Draft Environment Impact Statement (DEIS)
The project has just completed the Draft Environment Impact Statement (DEIS). The DEIS for the Ohio Creek Project is now available for review and comment. The proposed project consists of an innovative, holistic, regional resiliency approach that extends beyond infrastructure to encompass community and economic development.
The Chesterfield Heights and Grandy Village neighborhoods have been selected to participate in a transformational coastal improvement project. This $112 million project will reduce flooding, improve public spaces and ensure these communities thrive for years to come.

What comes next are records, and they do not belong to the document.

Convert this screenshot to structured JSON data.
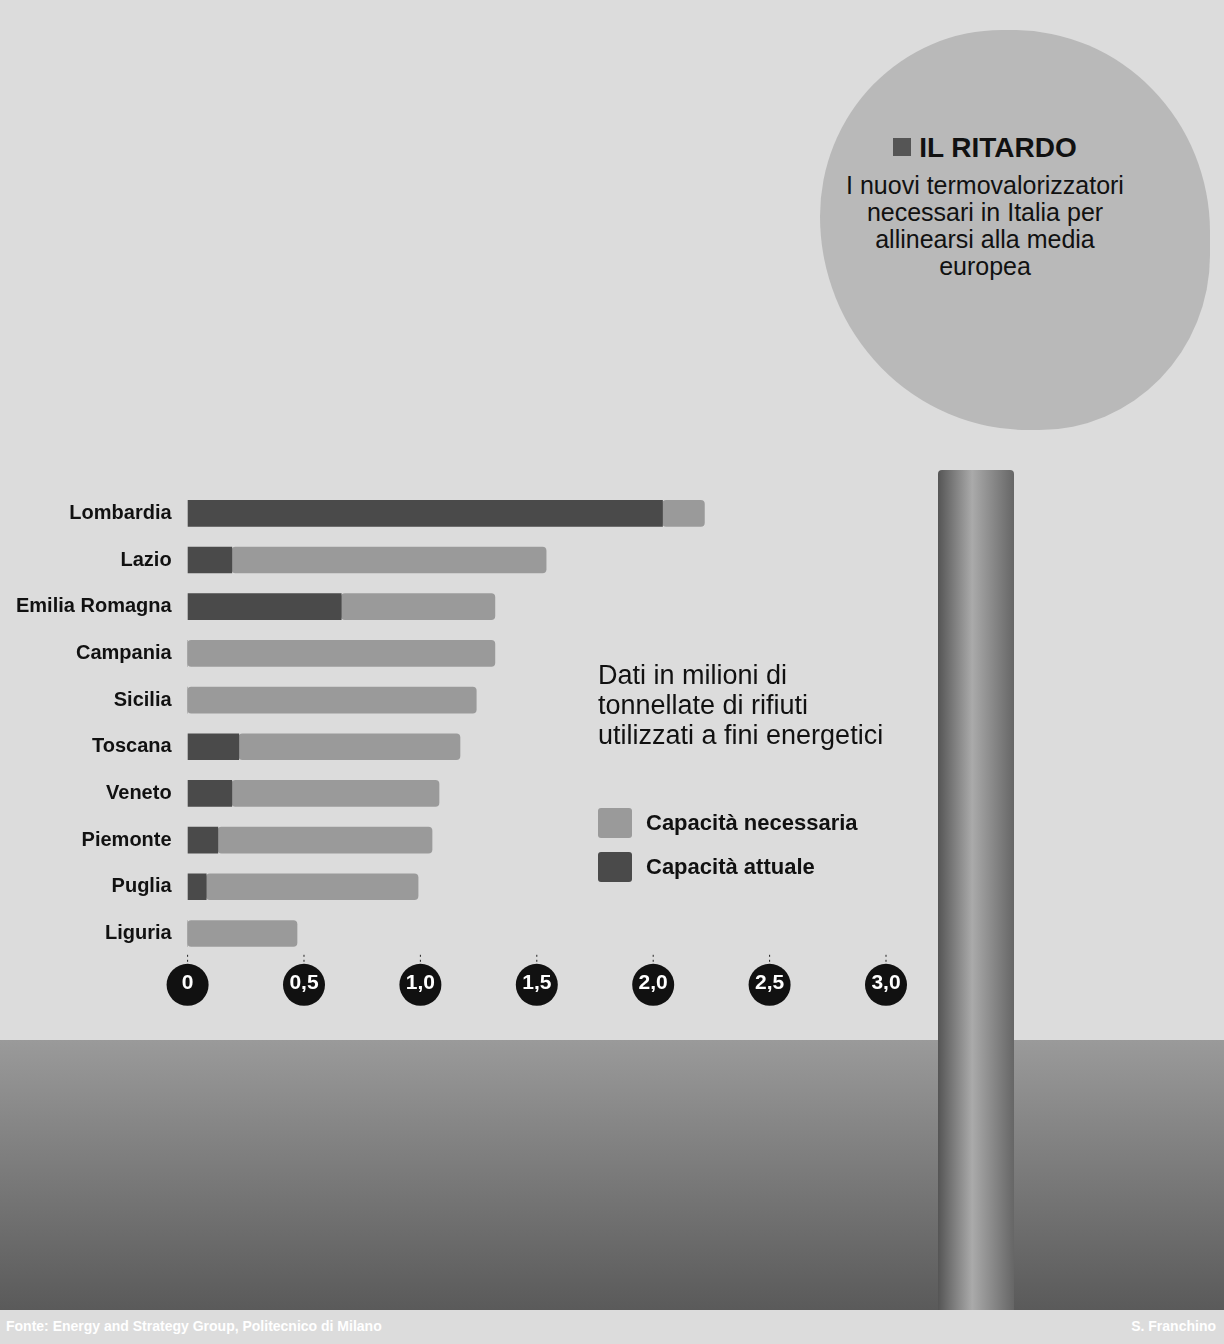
{
  "chart_data": {
    "type": "bar",
    "orientation": "horizontal",
    "stacked": true,
    "title": "IL RITARDO",
    "subtitle": "I nuovi termovalorizzatori necessari in Italia per allinearsi alla media europea",
    "annotations": [
      "Dati in milioni di tonnellate di rifiuti utilizzati a fini energetici"
    ],
    "source": "Fonte: Energy and Strategy Group, Politecnico di Milano",
    "credit": "S. Franchino",
    "categories": [
      "Lombardia",
      "Lazio",
      "Emilia Romagna",
      "Campania",
      "Sicilia",
      "Toscana",
      "Veneto",
      "Piemonte",
      "Puglia",
      "Liguria"
    ],
    "series": [
      {
        "name": "Capacità attuale",
        "color": "#4a4a4a",
        "values": [
          2.04,
          0.19,
          0.66,
          0,
          0,
          0.22,
          0.19,
          0.13,
          0.08,
          0
        ]
      },
      {
        "name": "Capacità necessaria",
        "color": "#9a9a9a",
        "values": [
          0.18,
          1.35,
          0.66,
          1.32,
          1.24,
          0.95,
          0.89,
          0.92,
          0.91,
          0.47
        ]
      }
    ],
    "xlim": [
      0,
      3.0
    ],
    "xticks": [
      0,
      {
        "value": 0.5,
        "label": "0,5"
      },
      {
        "value": 1.0,
        "label": "1,0"
      },
      {
        "value": 1.5,
        "label": "1,5"
      },
      {
        "value": 2.0,
        "label": "2,0"
      },
      {
        "value": 2.5,
        "label": "2,5"
      },
      {
        "value": 3.0,
        "label": "3,0"
      }
    ],
    "grid": false,
    "legend": "right"
  }
}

Draft Environmental Impact Statement (DEIS)
Norfolk's Resilience Strategy Goals
The Ohio Creek Watershed Project is part of Norfolk's Resilience Strategy and supports its three goals:
- Design a coastal community capable of dealing with the increased risk of flooding
- Create economic opportunity by advancing efforts to grow existing and new industry sectors
- Advance initiatives to connect communities, deconcentrate poverty, and strengthen neighborhoods
- August 2019 (PDF)
- March 2019 (PDF)
- January 2019 (PDF)
- September 2018 (PDF)
- March 2018 (PDF)
- January 2018 (PDF)
About the Communities
The Ohio Creek Watershed includes two residential, predominantly African American neighborhoods with civic leagues and a strong community identity: Historic Chesterfield Heights with over 400 houses on the Historic National Register; and Grandy Village, which includes a public housing community with more than 300 units.

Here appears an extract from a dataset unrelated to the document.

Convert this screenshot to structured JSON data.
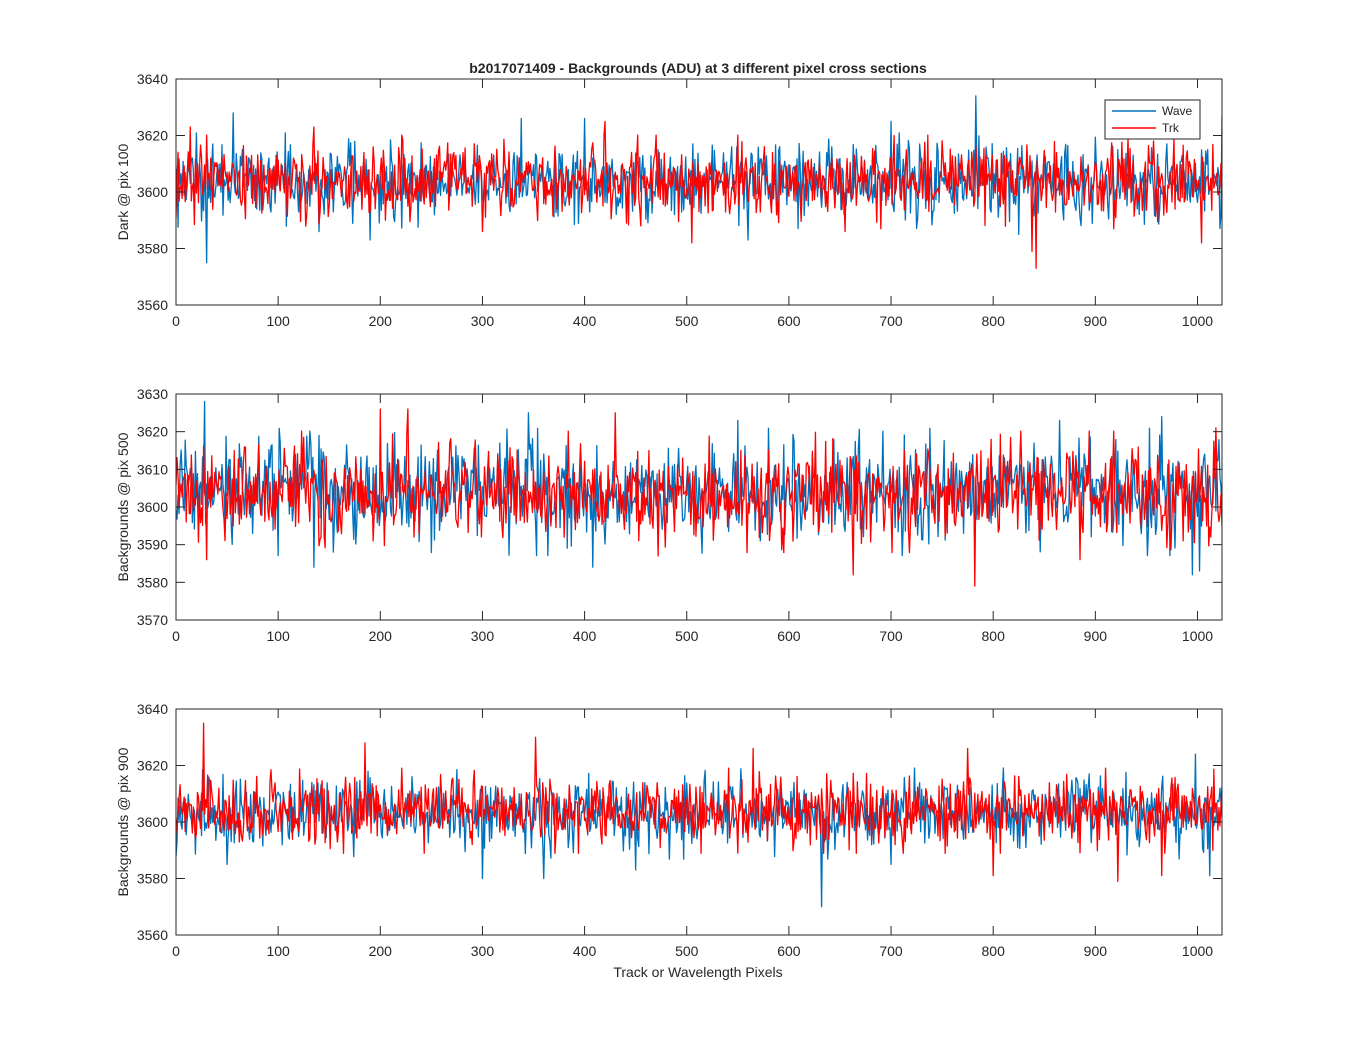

The Ohio Creek Watershed experiences tidal and precipitation flooding. Only two roads access the community. One road is completely impassable during regular nuisance flood events. Residents have expressed concerns about being cut off from the rest of the city. Residents have also expressed concerns about shoreline erosion that exacerbates river flooding and prevents recreational activity.
About the Project
Norfolk was awarded a $112 million federal grant from the National Disaster Resilience Competition for the Ohio Creek Watershed Project. The project is exploring various landscape and hardscape options to improve flooding, public access to the waterway and connections to the rest of the city.